The prince visited the Iranian city of Bam in October 2004 after an earthquake devastated the area, nut this was in his capacity as president of the British Red Cross

The Prince of Wales is expected to visit Iran, in what will be the first official royal trip to the country for more than 40 years. 

The Foreign Office and Clarence house are in talks with the authorities in Tehran about arranging a tour for Prince Charles this autumn, a royal source told The Sunday Times. 

The proposed trip has been made possible as a result of an international deal made between international bodies last year, in which nuclear sanctions on Iran were lifted.

It is hoped that Prince Charles’ trip will help to boost trade and commercial links between the two countries, as well as marking a significant change in Anglo-Iranian relations. 

A Clarence House spokesman said: “The autumn tour is not confirmed.” But the newspaper source was quoted as saying: “The prince is very keen to visit Iran. He hopes he would be able to use his role as a diplomat to further encourage the relationship and dialogue between the two countries,” 

This is not the first time in recent years the prince has travelled to Iran – he visited the Iranian city of Bam in October 2004 after an earthquake devastated the area. However, officials have said that particular trip was made in his capacity as president of the British Red Cross charity, and not as a royal figure. 

The last official royal visit to the conservative country was made by Queen Elizabeth the Queen Mother in 1975, four years before the Iranian revolution to overthrow the Pahlavi dynasty.

Prince Charles is said to have a strong interest in Persian history and helped to fund an Iranian documentary about the life of the Persian poet and theologian Rumi. 

Should the trip go ahead, he hopes to meet President Hassan Rouhani and Iranian business leaders, as well as visiting ancient cities such as Isfaham and Shiraz.

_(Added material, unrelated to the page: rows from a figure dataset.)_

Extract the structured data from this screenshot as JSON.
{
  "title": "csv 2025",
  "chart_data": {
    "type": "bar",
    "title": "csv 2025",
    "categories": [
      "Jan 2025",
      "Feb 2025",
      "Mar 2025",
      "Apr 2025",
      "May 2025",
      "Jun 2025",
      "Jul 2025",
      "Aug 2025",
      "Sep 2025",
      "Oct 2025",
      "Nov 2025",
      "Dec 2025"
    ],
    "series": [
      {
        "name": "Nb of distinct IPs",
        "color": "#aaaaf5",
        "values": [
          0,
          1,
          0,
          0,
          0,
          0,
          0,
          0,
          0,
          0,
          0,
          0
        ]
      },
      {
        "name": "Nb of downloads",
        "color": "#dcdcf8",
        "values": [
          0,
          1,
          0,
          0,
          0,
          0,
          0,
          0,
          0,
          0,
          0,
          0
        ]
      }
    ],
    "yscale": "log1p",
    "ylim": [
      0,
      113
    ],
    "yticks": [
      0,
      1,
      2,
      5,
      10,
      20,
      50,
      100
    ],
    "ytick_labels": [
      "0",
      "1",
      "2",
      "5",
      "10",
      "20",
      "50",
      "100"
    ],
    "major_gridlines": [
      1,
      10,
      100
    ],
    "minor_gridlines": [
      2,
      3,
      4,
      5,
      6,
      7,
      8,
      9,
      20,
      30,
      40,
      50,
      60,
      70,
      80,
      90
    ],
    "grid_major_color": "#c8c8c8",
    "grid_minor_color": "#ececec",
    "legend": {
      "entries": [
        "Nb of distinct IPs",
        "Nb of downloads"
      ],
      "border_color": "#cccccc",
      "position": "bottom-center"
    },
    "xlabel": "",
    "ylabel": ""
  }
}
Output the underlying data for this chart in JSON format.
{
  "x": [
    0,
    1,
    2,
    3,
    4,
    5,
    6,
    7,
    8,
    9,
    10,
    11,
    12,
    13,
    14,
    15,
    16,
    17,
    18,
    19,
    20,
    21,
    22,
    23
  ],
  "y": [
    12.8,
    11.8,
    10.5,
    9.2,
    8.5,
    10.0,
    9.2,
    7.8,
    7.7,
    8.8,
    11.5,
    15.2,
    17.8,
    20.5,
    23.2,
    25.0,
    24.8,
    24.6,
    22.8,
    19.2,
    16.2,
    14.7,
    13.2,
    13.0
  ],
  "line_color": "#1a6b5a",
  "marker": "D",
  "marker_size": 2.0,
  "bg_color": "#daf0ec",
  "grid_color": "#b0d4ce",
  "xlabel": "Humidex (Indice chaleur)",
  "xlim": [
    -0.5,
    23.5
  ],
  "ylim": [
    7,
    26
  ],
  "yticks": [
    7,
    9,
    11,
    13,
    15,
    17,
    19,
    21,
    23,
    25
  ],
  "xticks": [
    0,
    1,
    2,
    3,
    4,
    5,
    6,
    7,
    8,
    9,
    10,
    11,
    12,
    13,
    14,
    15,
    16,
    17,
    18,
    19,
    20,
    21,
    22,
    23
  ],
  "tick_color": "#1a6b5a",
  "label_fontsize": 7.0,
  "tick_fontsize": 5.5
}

In August last year, Philip Hammond became the first British Foreign Secretary to visit Iran for more than a decade, a trip he said was a “symbol of warming relations” between the two nations. He later warned that relations would take place “within the confines that will always be imposed by the fact that we have fundamentally different views”.

Britain, which has historically been viewed with mistrust by Iranians, reopened its embassy in Tehran only last year, four years after it was closed when protesters stormed the site and set fire to part of the complex.